爲了解釋double dispatch是做什麼的,我們以AST爲例來解釋。例如我們要遍歷語法樹,打印節點信息。
class StatementAST {
public:
virtual void print() = 0;
};
class Expr : public StatementAST {
public:
void print() { std::cout << "This is Expr" << '\n'; }
};
class NumberExpr : public Expr {
public:
void print() { std::cout << "This is NumberExpr" << '\n'; }
};
class StringLiteral : public Expr {
public:
void print() { std::cout << "This is StringLiteral" << '\n'; }
};
// ...
class CallExpr : public Expr {
public:
void print() {
std::cout << name << "(";
for (const auto & a : argu) {
a->print();
std::cout << ", ";
}
std::cout << name << ")";
}
};
很簡單,我們把print()
作爲virtual method加到各AST node中。但是類似於這樣的需要對不同AST node進行不同處理的需要還有很多,例如semantic analysis或者生成IR。仿照着print()

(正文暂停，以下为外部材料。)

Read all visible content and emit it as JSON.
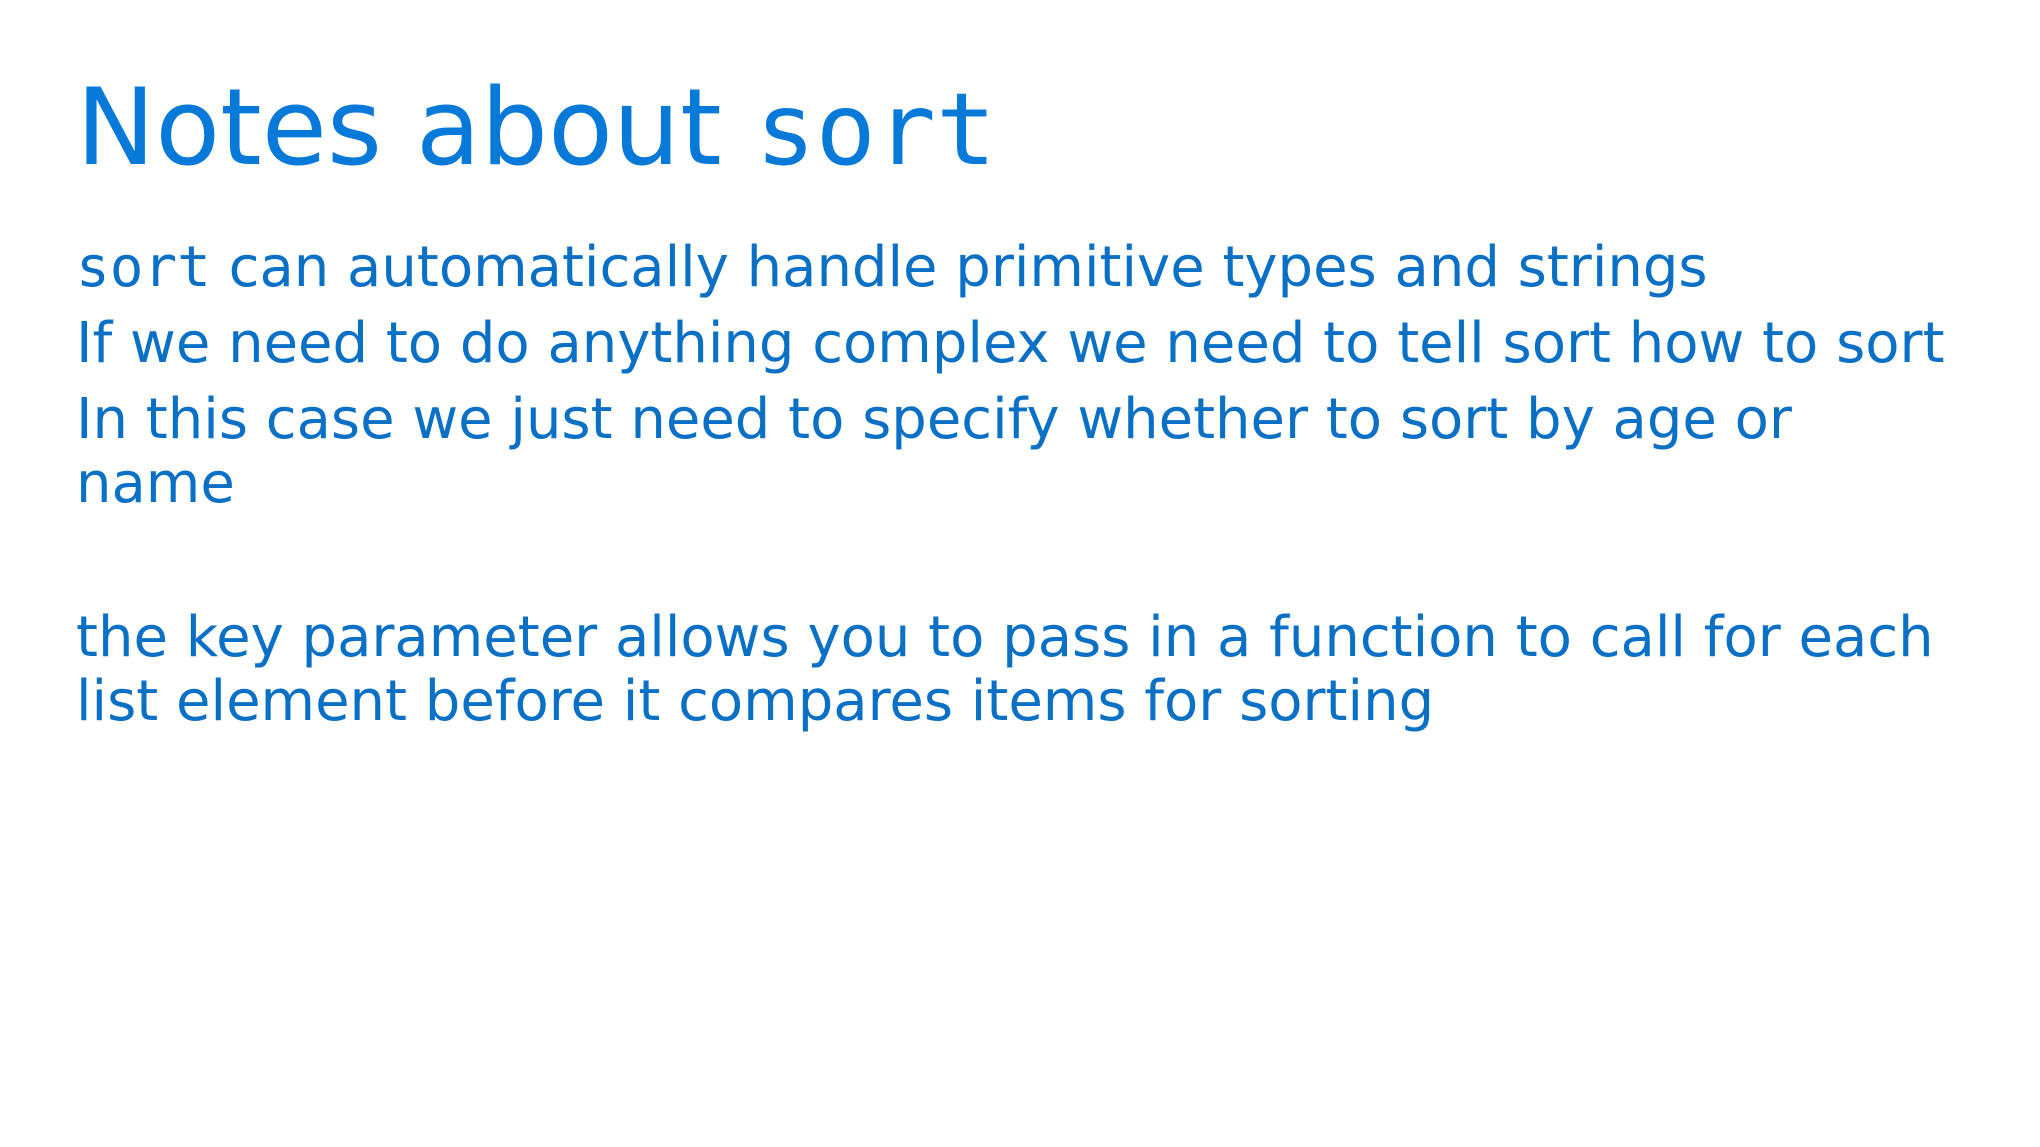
{
  "slide": {
    "title": {
      "text": "Notes about ",
      "code": "sort"
    },
    "paragraphs": {
      "p1": {
        "code": "sort",
        "text": " can automatically handle primitive types and strings"
      },
      "p2": "If we need to do anything complex we need to tell sort how to sort",
      "p3": "In this case we just need to specify whether to sort by age or name",
      "p4": "the key parameter allows you to pass in a function to call for each list element before it compares items for sorting"
    }
  },
  "colors": {
    "title": "#0779d9",
    "body": "#0a70c6",
    "background": "#ffffff"
  }
}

,我們可以爲每個節點加上對應的virtual method,例如emitIR()
。
class StatementAST {
public:
virtual void print() = 0;
virtual ir emitIr() = 0;
};
class Expr : public StatementAST {
public:
void print() { std::cout << "This is Expr" << '\n'; }
};
class NumberExpr : public Expr {
public:
void print() { std::cout << "This is NumberExpr" << '\n'; }
ir emitIr() {/* */};
};
class StringLiteral : public Expr {
public:
void print() { std::cout << "This is StringLiteral" << '\n'; }
ir emitIr() {/* */};
};
// ...
class CallExpr : public Expr {
public:
void print() {
std::cout << name << "(";
for (const auto & a : argu) {
a->print();
std::cout << ", ";
}
std::cout << name << ")";
}
ir emitIr() {/* (1) emit code for argument (2) emit call expression */};
};
但是這樣的需求還有很多很多,把生成IR的代碼直接放到AST node中不夠模塊化,前中後端摻雜在一起。一種可行的實現方式如下:
class Visitor {
public:
virtual void visit(const StatementAST *S) = 0;
virtual void visit(const Expr *E) = 0;
virtual void visit(const NumberExpr *NE) = 0;
virtual void visit(const StringLiteral *SL) = 0;
// ...
virtual void visit(const CallExpr *CE) = 0;
};
class StatementAST {
public:
virtual void accept(Visitor& visitor) = 0;
};
class Expr : public StatementAST {
public:
void accept(Visitor& visitor) override final {
visitor.Visit(*this);
}
};
class NumberExpr : public Expr {
public:
void accept(Visitor& visitor) override final {
visitor.Visit(*this);
}
};
class StringLiteral : public Expr {
public:
void accept(Visitor& visitor) override final {
visitor.Visit(*this);
}
};
// ...
class CallExpr : public Expr {
public:
void accept(Visitor& visitor) override final {
visitor.Visit(*this);
}
};
// 你可以定義多種visitor,例如print visitor,或者IR generate visitor.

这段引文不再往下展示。